Открытие Билла привлекло внимание молекулярного биолога Джона Гейтси, который решил собрать молекулярные доказательства того, что у бегемотов совсем недавно был общий предок с китами. Такое радикальное переосмысление генеалогического древа породило довольно сильные волнения в зоологических кругах. Гейтси охотился за физиологическими доказательствами в поддержку своей теории. Он искал синапоморфии — признаки, общие для гиппопотамов и китов, но отсутствующие у всех прочих видов, которые могли быть унаследованы обоими животными от общего предка. У Билла было как раз то, что искал Гейтси.
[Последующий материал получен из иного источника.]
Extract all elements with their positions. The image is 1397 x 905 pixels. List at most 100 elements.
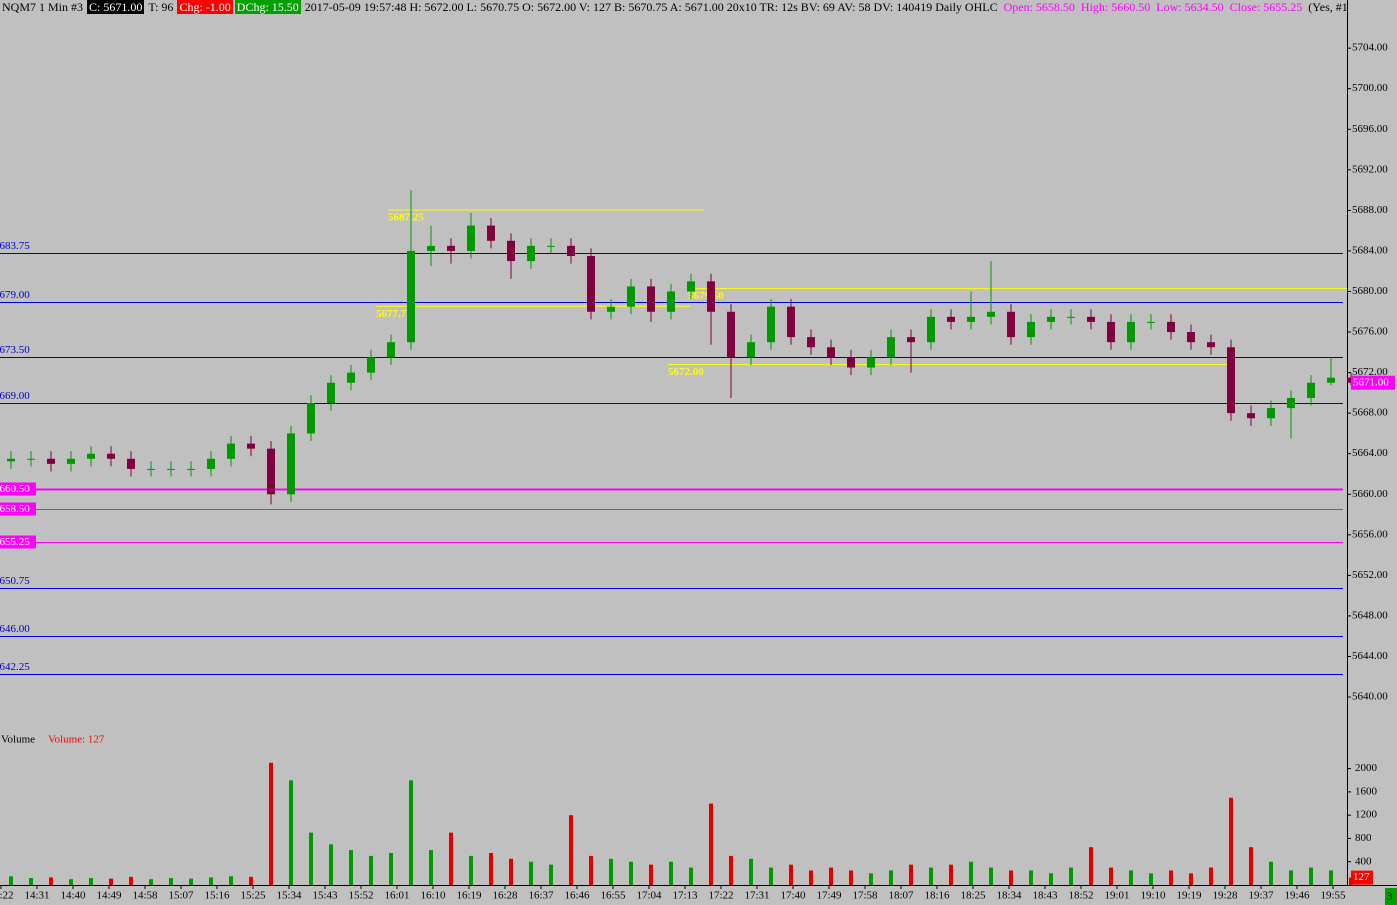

«Я открыл, что гиппопотамы производят щелчки или серии щелчков под водой, которые очень похожи на те, что используют в качестве сонара китообразные, — сказал Билл. — Гиппопотамы к тому же безволосые, рожают и кормят под водой, и у них есть спектр подводных звуков. Все это может указывать на синапоморфию и свидетельствовать о признаках, унаследованных как гиппопотамами, так и китами от общего предка». Получившуюся в результате «теорию китопотамов», по которой китообразные и бегемоты находились в общей эволюционной группе, обсмеяли некоторые палеонтологи, оспаривавшие как молекулярные, так и синапоморфные доказательства. Таксономические войны между учеными, изучавшими прошлое, и теми, кто искал разгадку в настоящем, длились десятилетиями.

Одна из основных проблем — неполная ископаемая летопись линии гиппопотамов, которая как будто исчезла примерно 20 миллионов лет назад. Окаменелые останки древних китов датируются намного дальше в прошлое. Но в 2015 году в кенийском каньоне были найдены зубы древних бегемотовых, что указало на ключевой переходный этап в происхождении этого животного: моляры однозначно соединили бегемота с генеалогическим древом китов.